Penalties take shine off IndyCar double-header

A tough season continues for Graham Rahal and his team. (Richard Dowdy/IndyCar)

Normally a race weekend for the IndyCar series provides us with plenty of interesting stories to enjoy. Some are feel-good stories, others curious and sometimes there’s one with a driver cast in the role of villain. With a double-header in Houston this past weekend, we doubled our story pleasure and featured all of those plot twists.

Drivers were worried about the temperatures in Houston headed into the weekend. Turns out it wasn’t the heat but the humidity that caused problems with rain just prior to Race 1. That sent cars and other things sideways. Carnage and controversy were the order of the day with a timed race, which resulted in series rookie Carlos Huertas scoring his first victory.

Any last-lap challenge to Huerta’s victory set up by a caution never occurred because Graham Rahal had another brain cramp and ran into the back of Tony Kanaan. Of course, he didn’t try to hit him, but Rahal had also ran into the back of Justin Wilson at Long Beach earlier this year, so another miserable year for this team continues. The only bright spot so far this season was a second-place result in Detroit. Following a penalty issued for the contact this weekend, Rahal was classified 11th in the results. That’s his best finish outside of Detroit.

Rahal Letterman Lanigan Racing has changed engineering personnel and has big sponsorship money so the team isn’t lacking for anything. It’s time to ask the question: is the problem with the driver?

The other issue that got a lot of attention in Race 1 was blocking. Marco Andretti was ruled to have held up leader Takuma Sato so that his Andretti Autosport teammate James Hinchcliffe — who was running second — could close the gap on Sato. Andretti was penalized during the race for the infraction, then subsequently fined and put on probation after the event.

This is the just the latest ruling by officials that has pointed the focus on race control. Not because of the ruling, which appears to be correct, but in how the penalties and rules are implemented. Too often it seems like IndyCar is trying to interpret the rulebook instead of applying it.

The second half of the double-header also had feel-good stories with a smaller team scoring the top-two results. Simon Pagenaud of Schmidt Peterson won his second race of the year and rookie teammate Mikhail Aleshin grabbed his best result of the year as runner-up.

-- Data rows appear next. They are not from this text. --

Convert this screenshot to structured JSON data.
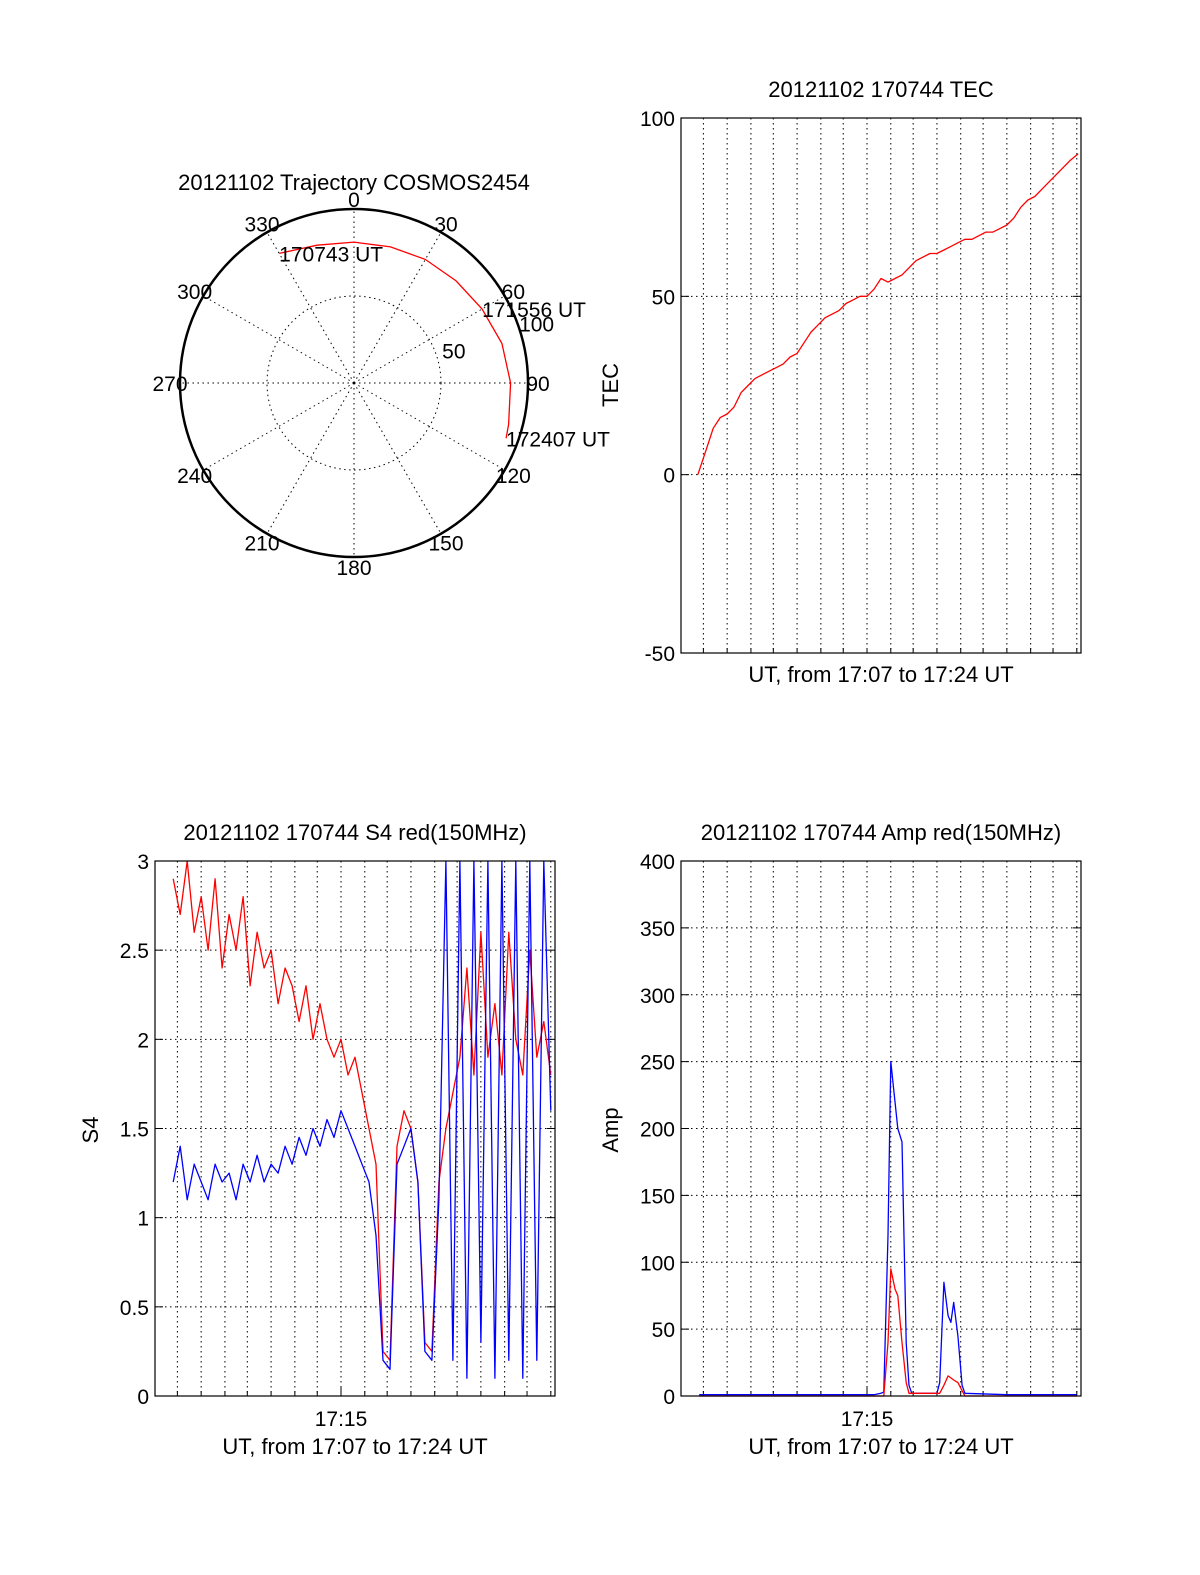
{
  "colors": {
    "red": "#ff0000",
    "blue": "#0000ff",
    "axis": "#000000",
    "background": "#ffffff"
  },
  "chart_data": [
    {
      "type": "polar",
      "title": "20121102 Trajectory COSMOS2454",
      "azimuth_labels": [
        "0",
        "30",
        "60",
        "90",
        "120",
        "150",
        "180",
        "210",
        "240",
        "270",
        "300",
        "330"
      ],
      "azimuth_values": [
        0,
        30,
        60,
        90,
        120,
        150,
        180,
        210,
        240,
        270,
        300,
        330
      ],
      "radial_labels": [
        "50",
        "100"
      ],
      "radial_values": [
        50,
        100
      ],
      "grid": true,
      "series": [
        {
          "color": "#ff0000",
          "points": [
            {
              "az": 330,
              "r": 86
            },
            {
              "az": 345,
              "r": 82
            },
            {
              "az": 0,
              "r": 81
            },
            {
              "az": 15,
              "r": 81
            },
            {
              "az": 30,
              "r": 82
            },
            {
              "az": 45,
              "r": 83
            },
            {
              "az": 60,
              "r": 85
            },
            {
              "az": 75,
              "r": 88
            },
            {
              "az": 90,
              "r": 90
            },
            {
              "az": 105,
              "r": 92
            },
            {
              "az": 110,
              "r": 93
            }
          ]
        }
      ],
      "annotations": [
        {
          "text": "170743 UT",
          "az": 330,
          "r": 86
        },
        {
          "text": "171556 UT",
          "az": 60,
          "r": 85
        },
        {
          "text": "172407 UT",
          "az": 110,
          "r": 93
        }
      ]
    },
    {
      "type": "line",
      "title": "20121102 170744 TEC",
      "xlabel": "UT, from 17:07 to 17:24 UT",
      "ylabel": "TEC",
      "xlim": [
        17.117,
        17.403
      ],
      "ylim": [
        -50,
        100
      ],
      "yticks": [
        -50,
        0,
        50,
        100
      ],
      "xticks": [],
      "x_grid": [
        17.133,
        17.15,
        17.167,
        17.183,
        17.2,
        17.217,
        17.233,
        17.25,
        17.267,
        17.283,
        17.3,
        17.317,
        17.333,
        17.35,
        17.367,
        17.383,
        17.4
      ],
      "grid": true,
      "series": [
        {
          "color": "#ff0000",
          "x": [
            17.129,
            17.135,
            17.14,
            17.145,
            17.15,
            17.155,
            17.16,
            17.165,
            17.17,
            17.175,
            17.18,
            17.185,
            17.19,
            17.195,
            17.2,
            17.205,
            17.21,
            17.215,
            17.22,
            17.225,
            17.23,
            17.235,
            17.24,
            17.245,
            17.25,
            17.255,
            17.26,
            17.265,
            17.27,
            17.275,
            17.28,
            17.285,
            17.29,
            17.295,
            17.3,
            17.305,
            17.31,
            17.315,
            17.32,
            17.325,
            17.33,
            17.335,
            17.34,
            17.345,
            17.35,
            17.355,
            17.36,
            17.365,
            17.37,
            17.375,
            17.38,
            17.385,
            17.39,
            17.395,
            17.401
          ],
          "y": [
            0,
            7,
            13,
            16,
            17,
            19,
            23,
            25,
            27,
            28,
            29,
            30,
            31,
            33,
            34,
            37,
            40,
            42,
            44,
            45,
            46,
            48,
            49,
            50,
            50,
            52,
            55,
            54,
            55,
            56,
            58,
            60,
            61,
            62,
            62,
            63,
            64,
            65,
            66,
            66,
            67,
            68,
            68,
            69,
            70,
            72,
            75,
            77,
            78,
            80,
            82,
            84,
            86,
            88,
            90
          ]
        }
      ]
    },
    {
      "type": "line",
      "title": "20121102 170744 S4 red(150MHz)",
      "xlabel": "UT, from 17:07 to 17:24 UT",
      "ylabel": "S4",
      "xlim": [
        17.117,
        17.403
      ],
      "ylim": [
        0,
        3
      ],
      "yticks": [
        "0",
        "0.5",
        "1",
        "1.5",
        "2",
        "2.5",
        "3"
      ],
      "ytick_values": [
        0,
        0.5,
        1,
        1.5,
        2,
        2.5,
        3
      ],
      "xticks": [
        "17:15"
      ],
      "xtick_values": [
        17.25
      ],
      "x_grid": [
        17.133,
        17.15,
        17.167,
        17.183,
        17.2,
        17.217,
        17.233,
        17.25,
        17.267,
        17.283,
        17.3,
        17.317,
        17.333,
        17.35,
        17.367,
        17.383,
        17.4
      ],
      "grid": true,
      "series": [
        {
          "color": "#ff0000",
          "x": [
            17.13,
            17.135,
            17.14,
            17.145,
            17.15,
            17.155,
            17.16,
            17.165,
            17.17,
            17.175,
            17.18,
            17.185,
            17.19,
            17.195,
            17.2,
            17.205,
            17.21,
            17.215,
            17.22,
            17.225,
            17.23,
            17.235,
            17.24,
            17.245,
            17.25,
            17.255,
            17.26,
            17.265,
            17.27,
            17.275,
            17.28,
            17.285,
            17.29,
            17.295,
            17.3,
            17.305,
            17.31,
            17.315,
            17.32,
            17.325,
            17.33,
            17.335,
            17.34,
            17.345,
            17.35,
            17.355,
            17.36,
            17.365,
            17.37,
            17.375,
            17.38,
            17.385,
            17.39,
            17.395,
            17.4
          ],
          "y": [
            2.9,
            2.7,
            3.0,
            2.6,
            2.8,
            2.5,
            2.9,
            2.4,
            2.7,
            2.5,
            2.8,
            2.3,
            2.6,
            2.4,
            2.5,
            2.2,
            2.4,
            2.3,
            2.1,
            2.3,
            2.0,
            2.2,
            2.0,
            1.9,
            2.0,
            1.8,
            1.9,
            1.7,
            1.5,
            1.3,
            0.25,
            0.2,
            1.4,
            1.6,
            1.5,
            1.2,
            0.3,
            0.25,
            1.2,
            1.5,
            1.7,
            1.9,
            2.4,
            1.8,
            2.6,
            1.9,
            2.2,
            1.8,
            2.6,
            2.0,
            1.8,
            2.5,
            1.9,
            2.1,
            1.8
          ]
        },
        {
          "color": "#0000ff",
          "x": [
            17.13,
            17.135,
            17.14,
            17.145,
            17.15,
            17.155,
            17.16,
            17.165,
            17.17,
            17.175,
            17.18,
            17.185,
            17.19,
            17.195,
            17.2,
            17.205,
            17.21,
            17.215,
            17.22,
            17.225,
            17.23,
            17.235,
            17.24,
            17.245,
            17.25,
            17.255,
            17.26,
            17.265,
            17.27,
            17.275,
            17.28,
            17.285,
            17.29,
            17.295,
            17.3,
            17.305,
            17.31,
            17.315,
            17.32,
            17.325,
            17.33,
            17.335,
            17.34,
            17.345,
            17.35,
            17.355,
            17.36,
            17.365,
            17.37,
            17.375,
            17.38,
            17.385,
            17.39,
            17.395,
            17.4
          ],
          "y": [
            1.2,
            1.4,
            1.1,
            1.3,
            1.2,
            1.1,
            1.3,
            1.2,
            1.25,
            1.1,
            1.3,
            1.2,
            1.35,
            1.2,
            1.3,
            1.25,
            1.4,
            1.3,
            1.45,
            1.35,
            1.5,
            1.4,
            1.55,
            1.45,
            1.6,
            1.5,
            1.4,
            1.3,
            1.2,
            0.9,
            0.2,
            0.15,
            1.3,
            1.4,
            1.5,
            1.2,
            0.25,
            0.2,
            1.1,
            3.0,
            0.2,
            3.0,
            0.1,
            3.0,
            0.3,
            3.0,
            0.1,
            3.0,
            0.2,
            3.0,
            0.1,
            3.0,
            0.2,
            3.0,
            1.6
          ]
        }
      ]
    },
    {
      "type": "line",
      "title": "20121102 170744 Amp red(150MHz)",
      "xlabel": "UT, from 17:07 to 17:24 UT",
      "ylabel": "Amp",
      "xlim": [
        17.117,
        17.403
      ],
      "ylim": [
        0,
        400
      ],
      "yticks": [
        "0",
        "50",
        "100",
        "150",
        "200",
        "250",
        "300",
        "350",
        "400"
      ],
      "ytick_values": [
        0,
        50,
        100,
        150,
        200,
        250,
        300,
        350,
        400
      ],
      "xticks": [
        "17:15"
      ],
      "xtick_values": [
        17.25
      ],
      "x_grid": [
        17.133,
        17.15,
        17.167,
        17.183,
        17.2,
        17.217,
        17.233,
        17.25,
        17.267,
        17.283,
        17.3,
        17.317,
        17.333,
        17.35,
        17.367,
        17.383,
        17.4
      ],
      "grid": true,
      "series": [
        {
          "color": "#0000ff",
          "x": [
            17.13,
            17.2,
            17.255,
            17.26,
            17.262,
            17.265,
            17.267,
            17.27,
            17.272,
            17.275,
            17.278,
            17.28,
            17.282,
            17.3,
            17.302,
            17.305,
            17.308,
            17.31,
            17.312,
            17.315,
            17.318,
            17.32,
            17.35,
            17.4
          ],
          "y": [
            1,
            1,
            1,
            2,
            3,
            120,
            250,
            220,
            200,
            190,
            40,
            8,
            2,
            2,
            10,
            85,
            60,
            55,
            70,
            45,
            8,
            2,
            1,
            1
          ]
        },
        {
          "color": "#ff0000",
          "x": [
            17.13,
            17.262,
            17.265,
            17.267,
            17.27,
            17.272,
            17.275,
            17.278,
            17.28,
            17.302,
            17.305,
            17.308,
            17.312,
            17.315,
            17.318,
            17.32,
            17.4
          ],
          "y": [
            0,
            0,
            40,
            95,
            80,
            75,
            40,
            10,
            2,
            2,
            8,
            15,
            12,
            10,
            4,
            0,
            0
          ]
        }
      ]
    }
  ]
}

Another rookie claimed his first podium result in the series as well. Bryan Herta Racing driver Jack Hawksworth, who’s shown brilliant speed all year, came home in third.

The victory by Pagenaud puts him in the thick of the championship hunt. The overall race remained as close as it is mostly because of the difficulty leader Will Power had over the weekend with finishes of 11th and 14th. Neither Helio Castroneves nor Ryan Hunter-Reay had particularly strong weekend results as well.

It’s a shame we have to spend so much time addressing the flares like the rules and penalties in IndyCar instead of the great stories of small-team victories and rookie success from the weekend in Houston, plus the tight championship battle that should go right down to the wire.